Esses últimos pagarão preços mais altos por uma menor qualidade, ou terão menos escolhas, já que os meios políticos são bastante eficientes no desencorajamento de empreendedores rivais. Os resultados do “rent-seeking” também asfixiam o processo competitivo das descobertas. Assim, os consumidores passam a ter menos chances de conhecer métodos mais eficientes ou fornecedores melhores.

Dessa forma, os recursos que os “rent-seekers” competitivos gastam em sua busca pelas rendas criadas politicamente são, de fato, desperdiçados, já que são utilizados para se produzir um resultado pelo qual nenhum valor é gerado. Na verdade, o “rent-seeking” desse tipo destrói riquezas.

O “rent-seeking” versus o estado de direito

Até agora vimos que o “rent-seeking” é indesejável por ser um desperdício. Além disso, ele geralmente adquire a forma de restrições sobre a competição ou sobre o uso dos direitos de propriedade, já que o desejo de se obter renda através do poder político distorce a operação dos processos mercadológicos. Essas distorções, especialmente quando se chocam com as taxas de juros e os preços de bens e serviços, dificultam o trabalho de consumidores e produtores no planejamento para o futuro incerto, aumentando as suas chances de erro.

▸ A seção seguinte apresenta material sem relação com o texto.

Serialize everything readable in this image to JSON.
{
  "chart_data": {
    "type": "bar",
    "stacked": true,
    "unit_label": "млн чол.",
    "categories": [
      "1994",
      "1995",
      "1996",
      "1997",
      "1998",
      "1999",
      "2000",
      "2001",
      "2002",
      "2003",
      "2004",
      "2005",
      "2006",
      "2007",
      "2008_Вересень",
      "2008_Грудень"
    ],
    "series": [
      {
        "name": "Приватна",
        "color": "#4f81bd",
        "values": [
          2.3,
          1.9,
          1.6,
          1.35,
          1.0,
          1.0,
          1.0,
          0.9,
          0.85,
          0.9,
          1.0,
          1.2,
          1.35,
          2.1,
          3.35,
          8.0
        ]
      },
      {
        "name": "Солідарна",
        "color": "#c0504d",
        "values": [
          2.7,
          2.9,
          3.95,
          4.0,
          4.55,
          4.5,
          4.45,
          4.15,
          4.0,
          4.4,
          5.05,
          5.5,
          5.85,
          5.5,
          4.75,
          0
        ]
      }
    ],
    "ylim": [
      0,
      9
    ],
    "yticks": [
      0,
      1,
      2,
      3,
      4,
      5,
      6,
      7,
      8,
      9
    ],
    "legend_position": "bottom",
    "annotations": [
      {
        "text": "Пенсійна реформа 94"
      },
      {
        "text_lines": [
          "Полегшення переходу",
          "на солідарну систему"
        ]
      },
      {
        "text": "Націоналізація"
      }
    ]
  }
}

Mas um problema ainda mais sério a respeito das normas sociais é que o “rent-seeking” tende, através do tempo, a encorajar um número crescente de pessoas a se envolver nessa atividade, tentando adquirir poder político – seja para obter vantagens sobre os menos poderosos, ou como contrapartida ao poder político e as vantagens possuídas por outros. Com isso, inicia-se uma dinâmica preocupante que ao longo do tempo erode progressivamente o respeito ao estado de direito, ao governo limitado e à propriedade privada.

O estado de direito limita o governo por leis que são determinadas e promulgadas a priori, e que não são moldadas para beneficiar ou causar danos a nenhuma pessoa ou nenhum grupo em particular. Por exemplo, uma lei que proíba qualquer pessoa de se envolver com propaganda fraudulenta está de acordo com o estado de direito, enquanto outra que garanta o privilégio do monopólio a uma firma ou sindicato não está. Como a propriedade privada, o estado de direito serve para proteger indivíduos contra intervenções governamentais arbitrárias e, como tal, é um dos pilares da liberdade individual, do governo limitado e do livre mercado.

As regras do jogo que geram o “rent-seeking” são violações claras do estado de direito, pois privilegiam arbitrariamente alguns à custa de outros. Esse fato, por sua vez, dá às pessoas um incentivo para gastarem recursos para se associarem aos vencedores ou se distanciarem dos perdedores. O desejo de obtenção de rendas geradas politicamente é um motivador fundamental para as quebras intervencionistas do estado de direito. Ao mesmo tempo, o “rent-seeking” tende a prevalecer à medida que os cidadãos permitam a violação do estado de direito. Um sistema político econômico que observasse rigorosamente o estado de direito eliminaria, necessariamente, o “rent-seeking”.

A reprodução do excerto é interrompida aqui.